それでも賞金ランキング3位は、18年と昨年の5位を上回る自己最高だった。何よりもスタート時点で首位に並んでいた、世界ランキング1位のネリー・コルダ(米国)、同2位の高を相手に最終組で堂々の優勝争い。「最終戦にふさわしい戦いだったと思う。今、LPGA(米女子ツアー)を引っ張る2人と一緒に回ることができ、すごく財産になる」。世界8位以上の存在感と実力を示した。
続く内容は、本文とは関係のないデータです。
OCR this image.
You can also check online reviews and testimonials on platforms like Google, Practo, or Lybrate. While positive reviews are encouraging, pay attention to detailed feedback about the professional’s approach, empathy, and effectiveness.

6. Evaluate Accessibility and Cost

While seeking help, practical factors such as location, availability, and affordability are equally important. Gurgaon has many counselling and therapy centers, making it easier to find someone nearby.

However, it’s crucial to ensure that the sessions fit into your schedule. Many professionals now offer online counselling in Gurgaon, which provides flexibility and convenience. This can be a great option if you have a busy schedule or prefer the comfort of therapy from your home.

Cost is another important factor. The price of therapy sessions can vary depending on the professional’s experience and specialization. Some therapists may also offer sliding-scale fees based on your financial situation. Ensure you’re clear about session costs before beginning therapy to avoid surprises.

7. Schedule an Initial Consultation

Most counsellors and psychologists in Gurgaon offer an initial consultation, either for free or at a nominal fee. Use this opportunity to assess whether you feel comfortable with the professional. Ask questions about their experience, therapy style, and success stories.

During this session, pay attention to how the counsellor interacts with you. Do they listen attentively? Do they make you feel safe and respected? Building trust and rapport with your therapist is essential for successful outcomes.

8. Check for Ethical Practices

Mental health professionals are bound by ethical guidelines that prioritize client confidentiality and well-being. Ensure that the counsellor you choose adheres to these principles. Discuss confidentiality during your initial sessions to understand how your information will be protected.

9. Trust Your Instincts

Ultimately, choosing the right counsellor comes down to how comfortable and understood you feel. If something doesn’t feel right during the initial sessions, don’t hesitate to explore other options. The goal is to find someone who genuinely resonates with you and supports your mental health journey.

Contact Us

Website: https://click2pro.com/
今年はプレーオフの末、笹生に敗れて2位となった全米女子オープン、アマチュア時代から目指しながら9位に終わった東京五輪など悔しい敗戦が多かった。だが同じ敗戦でも、最終戦は胸を張って終えた。「メジャーを取りたいという気持ちは変わらない」。早くも来季を見据えていた。

◆日本人の米女子ツアー賞金ランキング 87年に岡本綾子が、米国人以外としては初めて賞金女王となった。その岡本以降、今回の畑岡の3位は、09年の宮里藍に並ぶ日本人歴代2番目の高順位。年間賞金ランキングで日本人がトップ10に入ったのは、90年以降では小林浩美、宮里、畑岡、笹生優花の4人。小林は93年8位、宮里は09年3位、10年6位、11年8位、12年5位と4度あり、畑岡が18、20年の5位に次ぐ3度目。笹生は今年6位となった。